Personal information
- Born: 26 January 1996 (age 30) Shahabad Markanda, Haryana, India
- Height: 1.63 m (5 ft 4 in)
- Weight: 59 kg (130 lb)

Sport
- Sport: Field hockey
- Position: Forward

Senior career
- Years: Team / Caps / Goals
- –: Railways / - / -
- 2025–: Delhi SG Pipers / - / -

National team
- Years: Team / Caps / Goals
- 2014–: India / 217 / (74)

Medal record
Women's field hockey
Representing India
Asian Games
| Silver medal – second place | 2018 Jakarta | Team |
| Bronze medal – third place | 2022 Hangzhou | Team |
Commonwealth Games
| Bronze medal – third place | 2022 Birmingham | Team |
Asia Cup
| Gold medal – first place | 2017 Gifu |  |
| Silver medal – second place | 2025 Hangzhou |  |
| Bronze medal – third place | 2022 Muscat |  |
Asian Champions Trophy
| Gold medal – first place | 2016 Singapore |  |
| Gold medal – first place | 2023 Ranchi |  |
| Gold medal – first place | 2024 Rajgir |  |
| Silver medal – second place | 2018 Donghae |  |
FIH Nations Cup
| Gold medal – first place | 2022 Spain |  |
Junior World Cup
| Bronze medal – third place | 2013 Mönchengladbach |  |

= Navneet Kaur (field hockey) =

Indian field hockey player

Navneet Kaur (born 26 January 1996 at Shahabad Markanda) is an Indian field hockey player, who plays as a forward for the Indian national team.

==Career==
Navneet was part of the Indian team that won a silver at the 2018 Asian Games.

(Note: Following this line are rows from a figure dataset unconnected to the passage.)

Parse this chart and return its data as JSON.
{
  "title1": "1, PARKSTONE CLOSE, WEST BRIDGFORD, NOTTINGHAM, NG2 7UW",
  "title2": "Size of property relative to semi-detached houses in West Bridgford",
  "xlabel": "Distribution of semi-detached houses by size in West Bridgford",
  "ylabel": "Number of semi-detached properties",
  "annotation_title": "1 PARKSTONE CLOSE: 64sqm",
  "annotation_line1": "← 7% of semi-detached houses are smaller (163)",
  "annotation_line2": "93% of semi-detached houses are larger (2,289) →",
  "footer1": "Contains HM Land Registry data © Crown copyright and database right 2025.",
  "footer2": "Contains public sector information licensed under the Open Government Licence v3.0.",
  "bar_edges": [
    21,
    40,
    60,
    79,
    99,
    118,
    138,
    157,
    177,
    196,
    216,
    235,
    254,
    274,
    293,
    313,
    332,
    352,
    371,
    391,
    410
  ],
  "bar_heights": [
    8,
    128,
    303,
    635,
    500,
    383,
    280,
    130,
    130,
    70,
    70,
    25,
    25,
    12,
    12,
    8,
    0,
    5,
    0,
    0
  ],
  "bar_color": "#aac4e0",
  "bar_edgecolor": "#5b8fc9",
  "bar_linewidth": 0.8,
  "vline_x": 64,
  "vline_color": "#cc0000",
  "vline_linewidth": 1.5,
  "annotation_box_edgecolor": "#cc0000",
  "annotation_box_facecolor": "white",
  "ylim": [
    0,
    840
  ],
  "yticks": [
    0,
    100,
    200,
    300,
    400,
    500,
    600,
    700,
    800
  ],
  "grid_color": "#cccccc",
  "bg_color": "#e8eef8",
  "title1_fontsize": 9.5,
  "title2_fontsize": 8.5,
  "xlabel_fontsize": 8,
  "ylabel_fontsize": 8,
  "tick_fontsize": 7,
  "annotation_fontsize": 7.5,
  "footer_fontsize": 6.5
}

On 8 April 2022, she made her 100th international appearance in the 2021-22 Women's FIH Pro League match against the Netherlands team. She also won the Player of the Match award for her performance against the Dutch team.

She is presently employed with Western Railway of the Indian Railways. She was the leading goal scorer for India at the 2026 World Cup with 4 goals.